The convention for custom function names follow the same as any other function of a module. It must begin with yourmodulename_, and then the custom function name.

The easiest way to show this is with an example. So let’s take an example of a Push Function that will use a template, pushdomain.tpl:

function yourmodulename_push($params) {

    $domainid = $params['domainid'];
    $sld = $params['sld'];
    $tld = $params['tld'];

    return array(
        'templatefile' => 'pushdomain',
        'breadcrumb' => array(
            'clientarea.php?action=domaindetails&domainid='.$domainid.'&modop=custom&a=push' => 'Push Domain',
        'vars' => array(
            'var1' => 'valuehere',
            'var2' => 'anothervaluehere',

The above shows how to define custom functions, use the parameters passed, and return an array response. The response can either be a simple empty array/error for an action function, or a complex array return like the above to define an extra client area page for extra domain management functionality.

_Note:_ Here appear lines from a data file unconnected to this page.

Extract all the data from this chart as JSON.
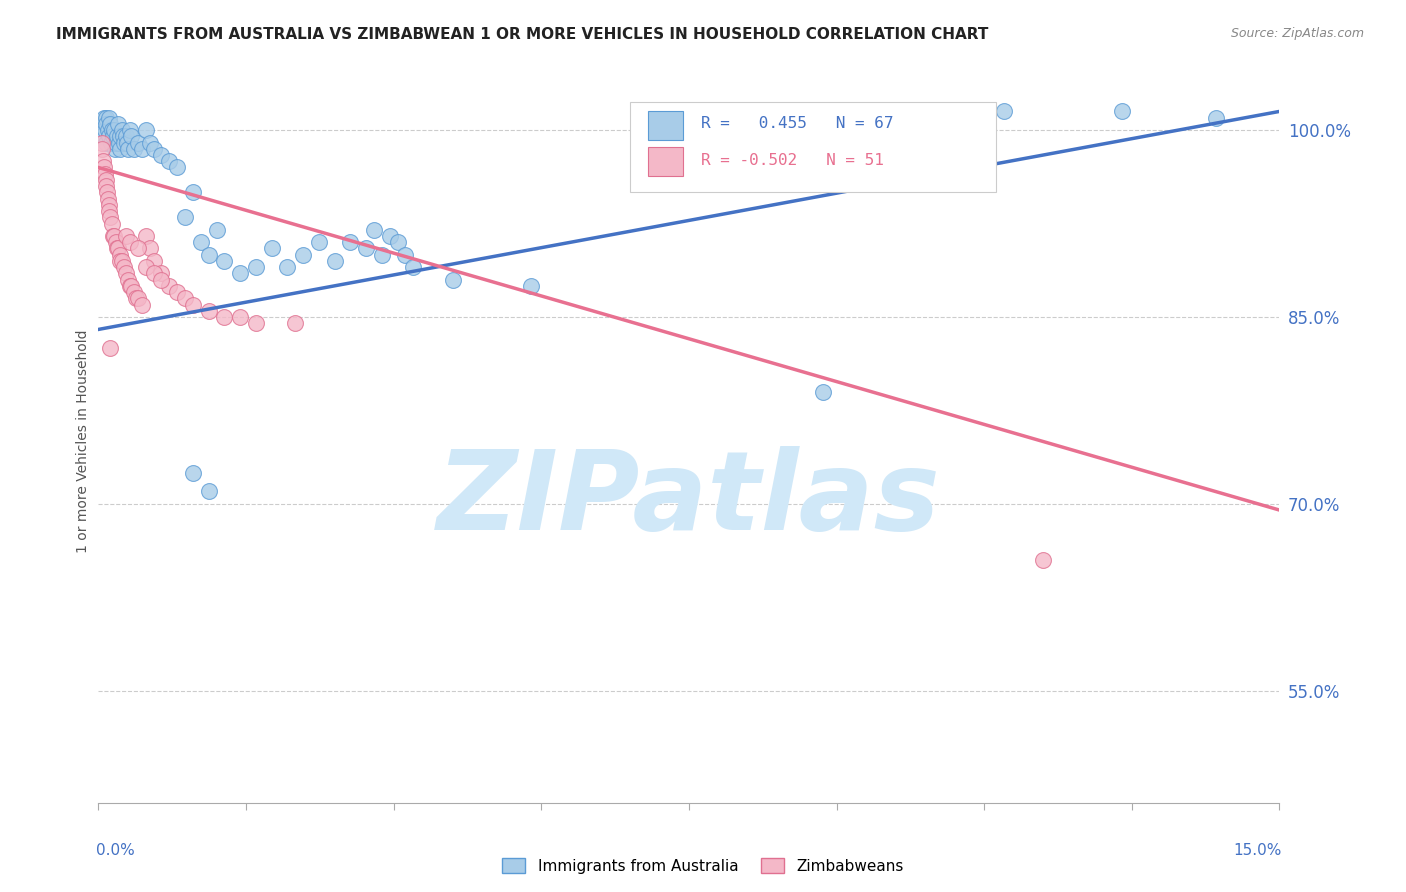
{
  "title": "IMMIGRANTS FROM AUSTRALIA VS ZIMBABWEAN 1 OR MORE VEHICLES IN HOUSEHOLD CORRELATION CHART",
  "source": "Source: ZipAtlas.com",
  "ylabel": "1 or more Vehicles in Household",
  "yticks": [
    55.0,
    70.0,
    85.0,
    100.0
  ],
  "xlim": [
    0.0,
    15.0
  ],
  "ylim": [
    46.0,
    104.0
  ],
  "blue_r": "0.455",
  "blue_n": "67",
  "pink_r": "-0.502",
  "pink_n": "51",
  "legend_label_blue": "Immigrants from Australia",
  "legend_label_pink": "Zimbabweans",
  "blue_fill": "#a8cce8",
  "blue_edge": "#5b9bd5",
  "pink_fill": "#f4b8c8",
  "pink_edge": "#e07090",
  "blue_line": "#4472c4",
  "pink_line": "#e87090",
  "watermark_text": "ZIPatlas",
  "watermark_color": "#d0e8f8",
  "blue_scatter_x": [
    0.05,
    0.07,
    0.08,
    0.09,
    0.1,
    0.1,
    0.12,
    0.13,
    0.14,
    0.15,
    0.16,
    0.17,
    0.18,
    0.2,
    0.21,
    0.22,
    0.23,
    0.25,
    0.26,
    0.27,
    0.28,
    0.3,
    0.31,
    0.33,
    0.35,
    0.36,
    0.38,
    0.4,
    0.42,
    0.45,
    0.5,
    0.55,
    0.6,
    0.65,
    0.7,
    0.8,
    0.9,
    1.0,
    1.1,
    1.2,
    1.3,
    1.4,
    1.5,
    1.6,
    1.8,
    2.0,
    2.2,
    2.4,
    2.6,
    2.8,
    3.0,
    3.2,
    3.4,
    3.5,
    3.6,
    3.7,
    3.8,
    3.9,
    4.0,
    4.5,
    5.5,
    9.2,
    11.5,
    13.0,
    14.2,
    1.2,
    1.4
  ],
  "blue_scatter_y": [
    99.5,
    101.0,
    100.0,
    101.0,
    100.5,
    99.0,
    100.0,
    99.5,
    101.0,
    100.5,
    99.0,
    100.0,
    99.5,
    100.0,
    98.5,
    99.0,
    99.5,
    100.5,
    99.0,
    98.5,
    99.5,
    100.0,
    99.5,
    99.0,
    99.5,
    99.0,
    98.5,
    100.0,
    99.5,
    98.5,
    99.0,
    98.5,
    100.0,
    99.0,
    98.5,
    98.0,
    97.5,
    97.0,
    93.0,
    95.0,
    91.0,
    90.0,
    92.0,
    89.5,
    88.5,
    89.0,
    90.5,
    89.0,
    90.0,
    91.0,
    89.5,
    91.0,
    90.5,
    92.0,
    90.0,
    91.5,
    91.0,
    90.0,
    89.0,
    88.0,
    87.5,
    79.0,
    101.5,
    101.5,
    101.0,
    72.5,
    71.0
  ],
  "pink_scatter_x": [
    0.04,
    0.05,
    0.06,
    0.07,
    0.08,
    0.09,
    0.1,
    0.11,
    0.12,
    0.13,
    0.14,
    0.15,
    0.17,
    0.18,
    0.2,
    0.22,
    0.23,
    0.25,
    0.27,
    0.28,
    0.3,
    0.32,
    0.35,
    0.38,
    0.4,
    0.42,
    0.45,
    0.48,
    0.5,
    0.55,
    0.6,
    0.65,
    0.7,
    0.8,
    0.9,
    1.0,
    1.1,
    1.2,
    1.4,
    1.6,
    1.8,
    2.0,
    2.5,
    0.35,
    0.4,
    0.5,
    0.6,
    0.7,
    0.8,
    0.15,
    12.0
  ],
  "pink_scatter_y": [
    99.0,
    98.5,
    97.5,
    97.0,
    96.5,
    96.0,
    95.5,
    95.0,
    94.5,
    94.0,
    93.5,
    93.0,
    92.5,
    91.5,
    91.5,
    91.0,
    90.5,
    90.5,
    90.0,
    89.5,
    89.5,
    89.0,
    88.5,
    88.0,
    87.5,
    87.5,
    87.0,
    86.5,
    86.5,
    86.0,
    91.5,
    90.5,
    89.5,
    88.5,
    87.5,
    87.0,
    86.5,
    86.0,
    85.5,
    85.0,
    85.0,
    84.5,
    84.5,
    91.5,
    91.0,
    90.5,
    89.0,
    88.5,
    88.0,
    82.5,
    65.5
  ],
  "blue_trend": [
    0.0,
    15.0,
    84.0,
    101.5
  ],
  "pink_trend": [
    0.0,
    15.0,
    97.0,
    69.5
  ]
}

Now we need to allow clients to use this. The following function defines that clients are allowed to invoke the push function, and will add a menu option to the Domain Actions dropdown within the client area for it.

function yourmodulename_ClientAreaCustomButtonArray() {
    return array(
        "Push Domain" => "push",

The key value of the array is what is displayed to admins/clients on the button or menu options for the commands, and the value is the custom function name excluding the modulename_ prefix.

If you want to provide clients with a custom button or way to invoke a function, then this can be done as follows within a .tpl file described in the previous Client Area Output section:

<form method="post" action="clientarea.php?action=domaindetails">
<input type="hidden" name="domainid" value="{$domainid}" />
<input type="hidden" name="modop" value="custom" />
<input type="hidden" name="a" value="reboot" />
<input type="submit" value="Reboot VPS Server" />

IDN Domains

If you wish to support registration and management of IDN domain names via a registrar module, the domain object can be used to access various parameters related to the domain. A domain name is considered IDN if it contains at least one character that is in a language-specific script or alphabet. IDN is supported for second level domain names but not top level at this time.

The following options are available:

$domainObj = $params['original']['domainObj'];
$fullDomainUnicode = $domainObj->toPunycode(); // The full domain name as stored in the database.
$isIdn = $domainObj->isIdn(); // Returns true if domain is an IDN domain.
$fullDomainPunycode = $domainObj->toUnicode(); // The full domain name in Unicode.
$secondLevelUnicode = $domainObj->getUnicodeSecondLevel(); // The domain name (excluding TLD) in Unicode.
$secondLevelPunycode = $domainObj->getPunycodeSecondLevel(); // The domain name (excluding TLD) converted to Punycode.
$tld = $domainObj->getTopLevel(); // The Top Level Domain for the given domain.